[Nutritional assessment in amyotrophic lateral sclerosis patients]
- PMID: 17128107
[Nutritional assessment in amyotrophic lateral sclerosis patients]
Abstract
During ALS, malnutrition may occur. The causes are multiple. A reduction in caloric and protein intakes, due to swallowing disorders, play a major role. Moreover, (2/3) of patients develop an hypermetabolism of unknown cause, leading to an increase in resting energy expenditure. Malnutrition, whose prevalence is 10-55 percent, is an independant significant prognostic factor for survival. Nutritional assessment is recommanded every 3-6 months at least, and more often if needed.
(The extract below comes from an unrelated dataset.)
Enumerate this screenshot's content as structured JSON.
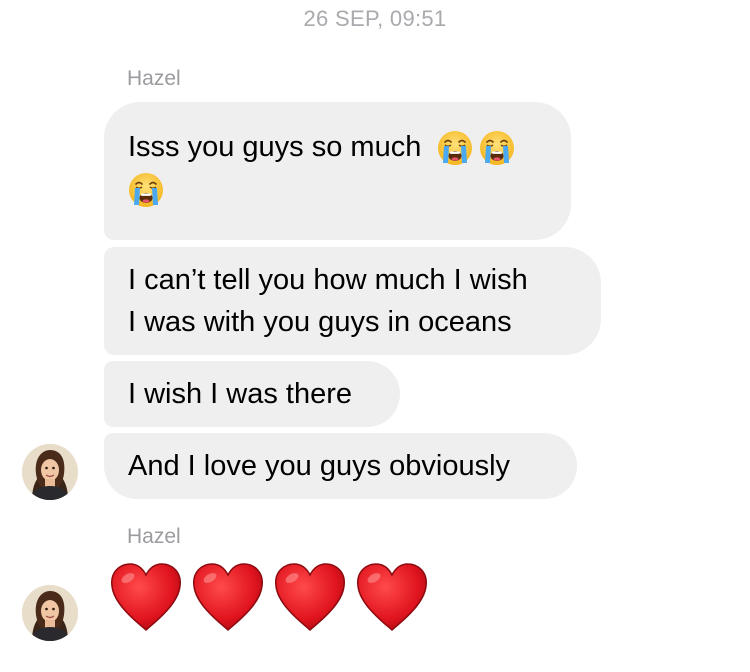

After a simple clinical examination, nutritional assessment includes the measurement of weight (W) and height (H), in order to calculate the Body Mass Index (BMI=W/H(2)). BMI<18.5 (age: 18-65ys) or<20kg/m2 (age>65ys) indicates malnutrition. A weight loss more than 5 to 10 percent of usual weight in the last six months is another malnutrition criterion. The measurement of skinfolds and the calculation of mid arm muscle circumference give informations on respectively fat mass and fat-free mass, but their interest is mainly during the follow-up, or for triceps skinfold when included in a validated bioimpedance formula. Bioimpedance analysis (BIA) is a simple bedside technique, recently validated for measurement of fat-free mass in ALS patients. The BIA phase angle could be an easy obtained parameter of severity. Dietary interview is important when patients still use oral route, but is difficult if they have elocution or writing problems. Indirect calorimetry and dual X-ray absorptiometry give reliable informations on respectively energy expenditure and body compartments, but remain scarcely used. Additional methods, like swallowing tests, psychological, digestive or respiratory assessments are often useful for optimal nutritional prescriptions. We recommand as minimal nutritional assessment a systematic clinical examination, anthropometric measurements and bioimpedance evaluation.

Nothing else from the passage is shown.